Como deputada, em novembro de 1997 Grossi também votou contra o destaque do projeto de reforma administrativa do governo, que instituiu a possibilidade de demissão dos funcionários públicos em caso de mau desempenho do servidor ou por excesso de gastos com pessoal. Em outubro do ano seguinte, candidatou-se à reeleição pela coligação Frente Popular, composta pelo PT e partidos Socialista Brasileiro (PSB), Comunista Brasileiro (PCB) e Comunista do Brasil (PCdoB). Não conseguindo ser eleita, obteve apenas a segunda suplência da coligação.

Sempre fiel às resoluções do PT, também opôs-se, em novembro de 1998, à adoção de um limite máximo para as aposentadorias do setor público e à instituição da idade mínima e do tempo de contribuição como critério nas concessões dos benefícios para os trabalhadores da iniciativa privada.

Durante o governo do petista Cristovam Buarque (1995-1998) no Distrito Federal, Ester Grossi coordenou o projeto Vira Brasília, o qual reduziu sensivelmente os índices de repetência escolar entre os alunos da primeira à quarta série do primeiro grau da rede pública.

Deixando a Câmara dos Deputados em janeiro de 1999, ao final de seu mandato, Grossi no entanto não ficaria por muito tempo afastada do Legislativo federal. Já no mês seguinte, com a posse do primeiro suplente Tarcísio Zimmermann (PT-RS) na secretaria de Trabalho e Ação Social do governo do Rio Grande do Sul, voltou a assumir uma cadeira de deputada em substituição ao titular Beto Albuquerque (PSB), nomeado secretário de Transportes do Executivo gaúcho pelo governador recém-eleito Olívio Dutra. Deixou a Câmara ao final da legislatura, em janeiro de 2003.

Ester Grossi casou-se com Sérgio Pilla Grossi, com quem teve três filhos.

Durante sua vida profissional, recebeu várias condecorações por sua atuação como educadora, além de ter assinado um grande número de livros sobre alfabetização, metodologia do ensino de matemática, ensino de crianças e adolescentes, epistemologia e metodologia das ciências. Entre outros trabalhos, publicou Matemática moderna: uma experiência na escola maternal (1967), Nova introdução à geometria (1970), Matemática no primeiro ano (1975), Uma sugestão de metodologia para o ensino das potências (1976), Elementos de análise matemática em uma nova perspectiva metodológica (1977), Psicogênese e aprendizagem do conceito múltiplo (1985), Alfabetização em novas bases (1988), Didática do nível pré-silábico (1990), Construtivismo pós-piagetiano: um novo paradigma sobre aprendizagem (1993), Um espaço para ficar inteligente: multiplicação e construtivismo (1994), Celebração do conhecimento na aprendizagem (1995), Mesa Sutra (1998), Águas da graça – Fragmentos de uma paixão (1998) A coragem de mudar em educação (2000) Como areia no alicerce – Os ciclos escolares (2003) e Por que ainda há quem não aprende? – A Política (2003).

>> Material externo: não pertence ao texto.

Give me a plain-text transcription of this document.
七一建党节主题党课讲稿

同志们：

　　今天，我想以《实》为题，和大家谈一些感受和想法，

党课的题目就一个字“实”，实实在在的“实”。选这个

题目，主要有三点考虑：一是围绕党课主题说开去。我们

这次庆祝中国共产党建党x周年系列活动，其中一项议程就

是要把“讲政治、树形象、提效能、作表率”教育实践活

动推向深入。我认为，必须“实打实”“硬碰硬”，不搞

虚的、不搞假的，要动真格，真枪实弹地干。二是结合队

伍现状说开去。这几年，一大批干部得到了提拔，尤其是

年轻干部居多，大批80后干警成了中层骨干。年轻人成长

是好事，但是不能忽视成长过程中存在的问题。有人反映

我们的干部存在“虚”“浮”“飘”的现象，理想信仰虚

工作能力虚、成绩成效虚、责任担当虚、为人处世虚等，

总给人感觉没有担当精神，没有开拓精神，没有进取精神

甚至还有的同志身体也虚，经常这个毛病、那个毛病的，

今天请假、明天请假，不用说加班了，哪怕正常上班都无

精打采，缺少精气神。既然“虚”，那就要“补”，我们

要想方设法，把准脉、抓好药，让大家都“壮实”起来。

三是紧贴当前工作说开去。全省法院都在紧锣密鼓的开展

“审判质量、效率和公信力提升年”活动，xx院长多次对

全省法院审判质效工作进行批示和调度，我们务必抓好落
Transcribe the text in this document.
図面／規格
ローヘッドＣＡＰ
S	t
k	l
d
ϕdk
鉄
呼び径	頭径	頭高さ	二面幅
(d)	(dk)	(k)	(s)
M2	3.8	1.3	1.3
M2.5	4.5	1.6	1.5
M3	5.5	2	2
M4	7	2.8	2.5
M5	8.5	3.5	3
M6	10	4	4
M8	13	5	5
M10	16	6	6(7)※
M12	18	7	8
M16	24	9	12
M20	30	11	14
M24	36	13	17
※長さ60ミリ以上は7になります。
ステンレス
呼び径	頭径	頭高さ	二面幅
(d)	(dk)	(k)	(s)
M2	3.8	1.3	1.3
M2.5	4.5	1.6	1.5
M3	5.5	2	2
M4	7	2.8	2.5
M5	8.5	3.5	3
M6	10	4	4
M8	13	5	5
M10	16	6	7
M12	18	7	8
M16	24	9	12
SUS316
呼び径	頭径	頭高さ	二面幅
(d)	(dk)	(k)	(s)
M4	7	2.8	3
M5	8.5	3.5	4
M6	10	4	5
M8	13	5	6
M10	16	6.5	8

Desde abril de 2002, passou a coordenar, em Porto Alegre, o projeto "O prazer de ler e escrever de verdade", realizado pelas Oragnziações Não-Governamentais (ONGs) GEEMPA e THEMIS, com recursos do Ministério da Educação, e que objetivava a alfabetização de mil mulheres em três meses. A realização do projeto foi especialmente acompanhada pela UNESCO e pelo UNICEF.

 

Luís Otávio de Sousa

FONTES: CÂM. DEP. Deputados brasileiros. Repertório (1995-1999); Folha de S. Paulo (31/1/95, 14/1 e 3/5/96, 30/1, 5/2, 29/9, 10/10 e 11/11/98, 2/2/99); INF. BIOG.; Jornal do Brasil (9/1/97); TRIB. REG. ELEIT. RS. Candidatos (1998); Veja (19/10/94); Portal da Câmara dos Deputados (http://www.camara.gov.br; acessado em 17/11/2009); Revista Istoé Gente (http://www.terra.com.br/istoegente; acessado em 17/11/2009)..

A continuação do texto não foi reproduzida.